Er is geen onderscheid tussen mijn dagelijkse leven en zen. Ik ben zen. Mijn leven is beoefening. Ik ben bevrijde, ontwaakte aanwezigheid, wat ik ook doe. Maar leef ik dit? Is er niets dat ik zou willen verwerpen? Is er geen situatie die ik uit de weg wil gaan? Hoe leef ik de eenheid met wat zich in mijn aanwezigheid aandient? Hoe leef ik de onbeperkte, ontwaakte aanwezigheid in mijn beperkte, bevangen bestaan?

Ik ben zen. De vraag is niet hoe ik zen in mijn dagelijkse leven integreer, mijn dagelijkse leven is zen. De vraag is hoe ik mijn dagelijkse leven als oefening kan zien. Een eindeloze oefening in het leven van de eenheid in de veelheid, van ontwaakte aanwezigheid in bevangenheid, van dit vrije functioneren in mijn door en door geconditioneerde bestaan?

Ik ben zen en daarom is mijn dagelijkse leven eindeloze oefening, eindeloos ontwaken. Wat doet zich voor in mijn aanwezigheid? Wat speelt er? Wat is dit? En wat doe ik ermee? Hoe verhoud ik me ertoe? Wat maak ik ervan in mijn hoofd?

Hoe is mijn dagelijkse leven beoefening, op mijn werkplek, in mijn jachtige gang van de ene naar de andere afspraak, binnen mijn relaties, middenin de multiculturele samenleving?

Uitgaande van Huinengs stelling dat beoefening onderscheidende helderheid is, het ophelderen van het onderscheid tussen wat is en wat ik daarmee doe, kan ik de vraag ook anders formuleren.
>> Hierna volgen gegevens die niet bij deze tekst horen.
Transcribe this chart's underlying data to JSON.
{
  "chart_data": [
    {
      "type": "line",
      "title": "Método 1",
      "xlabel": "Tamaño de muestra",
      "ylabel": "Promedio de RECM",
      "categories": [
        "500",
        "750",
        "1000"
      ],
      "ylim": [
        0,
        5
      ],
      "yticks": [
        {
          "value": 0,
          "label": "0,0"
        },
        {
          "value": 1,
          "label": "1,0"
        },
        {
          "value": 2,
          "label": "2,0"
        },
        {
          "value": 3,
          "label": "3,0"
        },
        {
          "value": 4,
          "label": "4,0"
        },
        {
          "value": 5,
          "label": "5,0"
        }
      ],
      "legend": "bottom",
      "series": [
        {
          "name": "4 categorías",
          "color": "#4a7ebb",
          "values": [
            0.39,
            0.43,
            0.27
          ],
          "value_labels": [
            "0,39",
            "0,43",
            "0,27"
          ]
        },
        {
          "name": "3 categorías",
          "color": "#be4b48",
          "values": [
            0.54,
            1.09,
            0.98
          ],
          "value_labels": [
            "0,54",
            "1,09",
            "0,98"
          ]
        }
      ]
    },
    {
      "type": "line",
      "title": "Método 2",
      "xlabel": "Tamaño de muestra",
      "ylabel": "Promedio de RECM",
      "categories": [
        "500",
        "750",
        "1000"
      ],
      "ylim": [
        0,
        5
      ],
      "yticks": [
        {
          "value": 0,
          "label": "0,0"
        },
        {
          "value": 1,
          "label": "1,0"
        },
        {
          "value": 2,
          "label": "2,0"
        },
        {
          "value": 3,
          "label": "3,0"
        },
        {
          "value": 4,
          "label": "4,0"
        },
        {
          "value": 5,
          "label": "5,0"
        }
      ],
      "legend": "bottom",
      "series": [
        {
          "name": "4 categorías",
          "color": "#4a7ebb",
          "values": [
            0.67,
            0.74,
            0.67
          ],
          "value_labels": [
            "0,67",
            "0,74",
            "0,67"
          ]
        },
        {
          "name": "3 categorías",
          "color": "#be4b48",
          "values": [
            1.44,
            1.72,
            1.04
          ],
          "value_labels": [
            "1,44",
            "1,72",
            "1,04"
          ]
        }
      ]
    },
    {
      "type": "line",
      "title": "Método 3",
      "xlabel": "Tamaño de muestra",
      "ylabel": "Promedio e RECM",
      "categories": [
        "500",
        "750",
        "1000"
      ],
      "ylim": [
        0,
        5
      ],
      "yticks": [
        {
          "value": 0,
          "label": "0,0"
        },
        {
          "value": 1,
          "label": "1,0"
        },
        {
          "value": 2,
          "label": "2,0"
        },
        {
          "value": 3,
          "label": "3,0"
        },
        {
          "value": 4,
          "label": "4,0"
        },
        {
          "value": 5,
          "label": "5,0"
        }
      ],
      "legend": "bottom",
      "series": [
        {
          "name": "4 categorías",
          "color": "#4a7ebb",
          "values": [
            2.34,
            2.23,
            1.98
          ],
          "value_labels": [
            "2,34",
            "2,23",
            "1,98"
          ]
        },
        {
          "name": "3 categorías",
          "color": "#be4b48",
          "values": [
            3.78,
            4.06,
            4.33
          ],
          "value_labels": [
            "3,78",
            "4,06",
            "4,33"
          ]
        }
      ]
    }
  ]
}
Hoe beoefen ik onderscheidende helderheid in mijn dagelijkse werkzaamheden en hoe laat ik haar functioneren als compassie, het liefdevolle handelen vanuit fundamentele verbondenheid?

Als het gaat over zen in mijn dagelijkse leven, gaat het over de vraag of ik bij tijd en wijle kan ontwaken uit mijn bevangenheid en voor even kan rusten in wat is, mijn bevrijde en bevrijdende, ongekunstelde aanwezigheid.

Kaders

Tot zo’n dertig jaar geleden is zen beoefend binnen een monastiek kader, dat de praktijk mogelijk maakt, richting geeft, ondersteunt en verdiept. Zowel in China, Korea, Vietnam en Japan, als in de Verenigde Staten en Europa is ze gedragen door een monastieke discipline in ruimte en tijd (vormgeving en indeling van de kloosters en meditatiecentra en een dagprogramma die geheel in het teken staan van de beoefening) en een homogene groep studenten, die allen op hetzelfde zijn gericht en een uniform gedrag vertonen. De uitdrukking van zen in woorden en symbolen die de student inspireert en ondersteunt, komt voort uit deze monastieke traditie. Ze verhaalt van monniken die van meester naar meester reizen en zich over niets anders hoeven te bekommeren dan hun eigen zen weg en verbeeldt zittende, liggende of staande Ontwaakten in monnikspij. Tenslotte is het onderricht in levende lijve beschikbaar in de hoedanigheid van de meester.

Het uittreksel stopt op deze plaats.